Over the last few days, while things have been wanting to swirl a bit with my own self, I have managed to find some peace and calm with the garden.  It started with a couple of nights of being on the back porch and watching it, occasionally walking through.  During the day I would go out and just look at the plants.  So many of the crops hide underneath overgrowth.  We had one Zucchini which managed to grow bigger than the store bought kind without us even knowing it was there.   The last couple of days or so Sam has been willing to sit out there with me and tour our little garden.  She's also helped a lot with taking some pictures of it.  I guess that she sees a lot of the calming sort of effect that it has, she seems to be more than happy to encourage me spending time out there.
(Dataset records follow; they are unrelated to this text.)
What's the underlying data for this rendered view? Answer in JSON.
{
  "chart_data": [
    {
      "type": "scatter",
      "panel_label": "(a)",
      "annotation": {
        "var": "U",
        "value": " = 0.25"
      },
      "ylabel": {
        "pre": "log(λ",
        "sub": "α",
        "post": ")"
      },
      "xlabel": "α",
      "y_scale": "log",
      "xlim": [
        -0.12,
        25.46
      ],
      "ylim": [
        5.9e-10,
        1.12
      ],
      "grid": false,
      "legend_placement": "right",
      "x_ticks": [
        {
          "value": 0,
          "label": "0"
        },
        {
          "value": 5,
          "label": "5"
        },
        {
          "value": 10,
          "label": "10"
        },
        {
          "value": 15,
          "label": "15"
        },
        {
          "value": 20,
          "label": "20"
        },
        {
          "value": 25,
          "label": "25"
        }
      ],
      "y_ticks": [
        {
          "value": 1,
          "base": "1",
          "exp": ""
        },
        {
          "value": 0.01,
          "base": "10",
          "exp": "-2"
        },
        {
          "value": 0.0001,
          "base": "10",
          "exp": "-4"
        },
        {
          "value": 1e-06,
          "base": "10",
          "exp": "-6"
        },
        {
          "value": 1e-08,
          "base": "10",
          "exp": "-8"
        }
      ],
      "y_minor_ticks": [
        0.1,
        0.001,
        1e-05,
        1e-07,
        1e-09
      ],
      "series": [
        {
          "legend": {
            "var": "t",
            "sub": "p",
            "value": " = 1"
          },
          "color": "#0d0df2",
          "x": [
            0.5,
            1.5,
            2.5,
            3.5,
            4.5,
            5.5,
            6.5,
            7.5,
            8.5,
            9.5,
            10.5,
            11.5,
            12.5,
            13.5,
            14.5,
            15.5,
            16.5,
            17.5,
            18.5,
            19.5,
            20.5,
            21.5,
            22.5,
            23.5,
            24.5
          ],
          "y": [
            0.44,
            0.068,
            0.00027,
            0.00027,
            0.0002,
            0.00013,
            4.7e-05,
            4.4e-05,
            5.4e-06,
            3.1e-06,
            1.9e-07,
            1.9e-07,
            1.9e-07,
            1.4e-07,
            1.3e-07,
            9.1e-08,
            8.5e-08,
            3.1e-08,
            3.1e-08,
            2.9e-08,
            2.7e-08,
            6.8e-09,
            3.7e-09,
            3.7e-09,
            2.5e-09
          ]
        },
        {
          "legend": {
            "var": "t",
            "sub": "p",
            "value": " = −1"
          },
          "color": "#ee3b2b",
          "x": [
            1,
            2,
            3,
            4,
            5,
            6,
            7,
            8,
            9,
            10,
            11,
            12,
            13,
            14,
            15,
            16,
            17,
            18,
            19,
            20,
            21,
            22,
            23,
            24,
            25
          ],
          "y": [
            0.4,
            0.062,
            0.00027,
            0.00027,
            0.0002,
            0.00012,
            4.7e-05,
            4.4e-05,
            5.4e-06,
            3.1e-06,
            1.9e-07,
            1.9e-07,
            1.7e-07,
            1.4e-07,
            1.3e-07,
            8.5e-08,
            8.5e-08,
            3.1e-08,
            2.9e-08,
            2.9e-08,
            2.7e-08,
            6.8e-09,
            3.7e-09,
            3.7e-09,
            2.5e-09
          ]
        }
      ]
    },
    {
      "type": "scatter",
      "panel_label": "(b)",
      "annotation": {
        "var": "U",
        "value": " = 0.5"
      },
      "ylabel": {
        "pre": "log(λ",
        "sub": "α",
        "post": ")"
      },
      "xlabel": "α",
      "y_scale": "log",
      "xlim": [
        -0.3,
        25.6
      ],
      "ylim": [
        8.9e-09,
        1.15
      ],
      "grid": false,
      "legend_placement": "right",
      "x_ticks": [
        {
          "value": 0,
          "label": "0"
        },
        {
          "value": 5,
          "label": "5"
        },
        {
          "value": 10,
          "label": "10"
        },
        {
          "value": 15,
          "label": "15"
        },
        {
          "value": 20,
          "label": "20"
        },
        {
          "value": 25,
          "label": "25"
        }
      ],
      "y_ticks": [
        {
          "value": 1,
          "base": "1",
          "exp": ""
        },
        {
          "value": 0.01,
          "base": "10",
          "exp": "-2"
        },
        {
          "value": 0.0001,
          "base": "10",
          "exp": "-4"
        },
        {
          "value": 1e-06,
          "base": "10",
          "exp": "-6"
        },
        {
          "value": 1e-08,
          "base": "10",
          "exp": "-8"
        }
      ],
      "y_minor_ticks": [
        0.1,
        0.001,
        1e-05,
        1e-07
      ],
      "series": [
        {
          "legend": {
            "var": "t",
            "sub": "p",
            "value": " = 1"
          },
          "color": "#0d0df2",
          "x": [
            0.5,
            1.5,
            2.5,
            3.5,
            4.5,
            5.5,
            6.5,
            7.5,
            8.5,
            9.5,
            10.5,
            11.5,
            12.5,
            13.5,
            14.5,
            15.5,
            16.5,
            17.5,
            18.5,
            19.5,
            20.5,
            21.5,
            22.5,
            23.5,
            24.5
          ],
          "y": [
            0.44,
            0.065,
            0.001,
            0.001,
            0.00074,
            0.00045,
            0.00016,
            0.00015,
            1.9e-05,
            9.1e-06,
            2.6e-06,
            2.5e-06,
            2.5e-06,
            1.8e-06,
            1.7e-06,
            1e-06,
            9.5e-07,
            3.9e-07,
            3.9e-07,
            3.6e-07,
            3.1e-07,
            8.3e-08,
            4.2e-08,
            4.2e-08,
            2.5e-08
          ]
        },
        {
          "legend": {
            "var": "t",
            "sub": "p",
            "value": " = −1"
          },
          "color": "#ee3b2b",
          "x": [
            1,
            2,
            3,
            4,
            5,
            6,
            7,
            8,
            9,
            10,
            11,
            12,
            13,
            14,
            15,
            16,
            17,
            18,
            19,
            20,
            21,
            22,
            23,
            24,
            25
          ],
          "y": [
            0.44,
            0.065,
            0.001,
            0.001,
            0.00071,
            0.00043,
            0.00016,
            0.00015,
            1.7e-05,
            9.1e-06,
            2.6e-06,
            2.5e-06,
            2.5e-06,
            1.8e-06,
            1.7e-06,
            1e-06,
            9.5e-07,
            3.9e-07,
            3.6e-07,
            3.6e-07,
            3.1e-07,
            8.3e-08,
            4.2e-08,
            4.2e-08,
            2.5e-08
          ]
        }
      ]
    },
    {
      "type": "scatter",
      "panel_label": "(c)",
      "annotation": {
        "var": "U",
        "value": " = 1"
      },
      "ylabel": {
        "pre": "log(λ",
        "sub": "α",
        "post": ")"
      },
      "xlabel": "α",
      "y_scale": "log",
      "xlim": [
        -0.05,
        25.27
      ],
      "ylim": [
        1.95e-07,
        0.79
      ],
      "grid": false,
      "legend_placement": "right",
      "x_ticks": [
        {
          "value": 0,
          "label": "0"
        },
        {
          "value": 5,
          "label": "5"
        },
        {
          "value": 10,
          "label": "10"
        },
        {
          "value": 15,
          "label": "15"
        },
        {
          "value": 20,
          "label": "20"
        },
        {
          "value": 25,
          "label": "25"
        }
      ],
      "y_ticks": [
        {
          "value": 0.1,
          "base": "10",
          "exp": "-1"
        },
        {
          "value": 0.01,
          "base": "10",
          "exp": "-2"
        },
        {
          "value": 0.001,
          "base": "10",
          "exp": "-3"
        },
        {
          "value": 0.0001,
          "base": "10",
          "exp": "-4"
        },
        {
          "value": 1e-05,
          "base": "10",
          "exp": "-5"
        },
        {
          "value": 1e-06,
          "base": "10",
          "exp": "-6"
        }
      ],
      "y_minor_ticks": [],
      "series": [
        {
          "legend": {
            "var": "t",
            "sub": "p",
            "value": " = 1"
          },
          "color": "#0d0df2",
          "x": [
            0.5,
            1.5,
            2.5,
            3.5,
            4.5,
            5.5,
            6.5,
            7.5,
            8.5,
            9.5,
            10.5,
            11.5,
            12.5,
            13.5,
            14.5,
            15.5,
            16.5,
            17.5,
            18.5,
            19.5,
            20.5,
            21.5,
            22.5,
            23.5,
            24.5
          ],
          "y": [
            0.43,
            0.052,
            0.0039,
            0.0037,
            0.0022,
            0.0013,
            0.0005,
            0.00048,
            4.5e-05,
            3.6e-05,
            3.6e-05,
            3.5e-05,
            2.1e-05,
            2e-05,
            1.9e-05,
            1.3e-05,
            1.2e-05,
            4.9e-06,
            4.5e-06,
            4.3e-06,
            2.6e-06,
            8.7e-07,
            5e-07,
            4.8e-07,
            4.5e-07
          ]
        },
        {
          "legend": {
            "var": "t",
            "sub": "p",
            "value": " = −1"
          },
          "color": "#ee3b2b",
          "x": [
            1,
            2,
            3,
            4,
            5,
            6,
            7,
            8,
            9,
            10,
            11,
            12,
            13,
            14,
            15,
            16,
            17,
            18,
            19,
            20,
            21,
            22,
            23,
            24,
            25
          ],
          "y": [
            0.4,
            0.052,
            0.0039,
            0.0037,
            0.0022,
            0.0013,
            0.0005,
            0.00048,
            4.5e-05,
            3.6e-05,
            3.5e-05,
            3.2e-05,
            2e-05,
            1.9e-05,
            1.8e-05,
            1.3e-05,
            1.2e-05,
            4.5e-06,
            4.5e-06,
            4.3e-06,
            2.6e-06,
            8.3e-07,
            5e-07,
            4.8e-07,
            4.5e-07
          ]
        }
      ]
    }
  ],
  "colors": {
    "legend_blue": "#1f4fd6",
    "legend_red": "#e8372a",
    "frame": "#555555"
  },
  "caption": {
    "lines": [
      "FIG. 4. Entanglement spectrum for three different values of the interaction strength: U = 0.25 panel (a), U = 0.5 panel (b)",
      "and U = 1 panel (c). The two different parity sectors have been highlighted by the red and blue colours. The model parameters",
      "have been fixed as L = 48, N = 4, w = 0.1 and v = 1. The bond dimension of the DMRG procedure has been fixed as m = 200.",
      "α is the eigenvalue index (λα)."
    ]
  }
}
Starting yesterday I've made more of an effort to pull weeds.  In the beginning I was more than hesitant because I didn't know what any of the plants looked like.  Since they hadn't sprung up yet I didn't want to accidentally pull up something we planted mistaking it for a weed.  Now that most everything that's going to grow has come up quite noticeably it's easier.  Since it's monsoon season as well it's easier to pick the more annoying weeds: Goat Heads.  We've always had a problem with Goat Heads at our house.  They seemed to come up out of the ground the second we got the deal to lease because when we came to look at it no one came away with a single Goat Head stuck to their shoe.  We've cleared out a lot of what was here, but there are still enough to be annoying.  Well yesterday and today I was outside pulling up the ones which have taken root with the rains.  There are still a lot out there, but I've put in at least twenty minutes each day so far.  Since I'm waking up earlier in preparation for school I figure it won't be hard to go outside while it's still cool first thing in the morning and devote daily time to ridding us of the Goat Head scourge.  Or at least making it a little more enjoyable to walk around the yard.  

All in all I'm really happy with the garden.  It has helped me with grounding and coming to appreciate some of the smaller things.  I know that I put work into this to make it happen and that I've had to learn a lot for it to work.  More than that I've also had to work together with CD for it to be cohesive.  Of course it's also wonderful to have a past time as simple as watching Corn and Sunflowers sway in the wind to help actually relax me.